The recommendations came from a mix of regional data and interviews with residents from Bentonville, Fayetteville, Rogers, Siloam Springs and Springdale. The goal of the report is to set a standard for recovery during the pandemic by leveraging the region's economic, social and demographic strengths while addressing its weaknesses.

Before the pandemic, the Northwest Arkansas economy was performing well, according to Heartland Forward. It ranked fourth in population growth since 1990 out of 100 U.S. metro areas with more than 500,000 people. It also ranked third in job growth and second in annual average pay gains among medium-sized metropolitan areas (populations between 500,000 and 999,999) between 2013 and 2018.

Since the pandemic, regional U.S. economies have regressed. Economist Mervin Jebaraj, director of the Center for Business and Economic Research at the Sam M. Walton College of Business, said "nearly every indicator was worse" than last year in Northwest Arkansas. There are signs of improvement for the rest of 2020, but "it won't get us anywhere near where we were before," Jebaraj said earlier this month on a Zoom call.
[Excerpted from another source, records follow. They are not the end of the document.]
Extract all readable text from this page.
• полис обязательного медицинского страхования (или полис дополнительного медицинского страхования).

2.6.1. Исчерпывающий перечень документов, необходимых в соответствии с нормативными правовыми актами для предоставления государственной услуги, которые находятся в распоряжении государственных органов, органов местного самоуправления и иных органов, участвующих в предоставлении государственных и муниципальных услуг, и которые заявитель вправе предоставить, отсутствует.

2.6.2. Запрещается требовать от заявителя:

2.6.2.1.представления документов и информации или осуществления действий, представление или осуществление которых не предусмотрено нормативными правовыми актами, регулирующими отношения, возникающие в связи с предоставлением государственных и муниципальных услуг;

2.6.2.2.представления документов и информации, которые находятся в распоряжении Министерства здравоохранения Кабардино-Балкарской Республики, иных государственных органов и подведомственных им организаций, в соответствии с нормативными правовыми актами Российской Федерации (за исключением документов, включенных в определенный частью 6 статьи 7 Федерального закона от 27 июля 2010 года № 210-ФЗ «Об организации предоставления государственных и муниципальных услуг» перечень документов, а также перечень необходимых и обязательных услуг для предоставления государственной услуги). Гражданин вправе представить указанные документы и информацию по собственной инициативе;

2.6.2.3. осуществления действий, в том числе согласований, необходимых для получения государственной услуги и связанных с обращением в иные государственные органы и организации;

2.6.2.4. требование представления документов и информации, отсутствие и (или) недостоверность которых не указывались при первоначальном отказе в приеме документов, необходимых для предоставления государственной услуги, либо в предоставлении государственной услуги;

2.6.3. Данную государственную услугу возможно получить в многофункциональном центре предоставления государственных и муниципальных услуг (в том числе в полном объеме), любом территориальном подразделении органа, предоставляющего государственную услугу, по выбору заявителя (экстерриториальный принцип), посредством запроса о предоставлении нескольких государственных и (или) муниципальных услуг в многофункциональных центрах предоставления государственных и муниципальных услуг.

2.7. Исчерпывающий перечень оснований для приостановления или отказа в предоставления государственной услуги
Heartland Forward said it doesn't want Northwest Arkansas to miss an opportunity that brings talent to the region. To do that, it recommended playing to the region's strengths by improving and promoting its universities and national airport, outdoor recreation and biking infrastructure, to name a few.

The think tank also noted how the covid-19 crisis has highlighted the importance of health, inclusion and diversity. While efforts are being made to address these issues, more can be done.

"It must be a business priority and centerpiece of the region's impressive arts, culture and recreation initiatives, which should be tailored and expanded to meet the needs of less advantaged and minority populations and communities," the report said.

A marketing campaign was recommended to spread the word about Northwest Arkansas. It could focus on distinct qualities of the region such as corporations and culture, according to the report.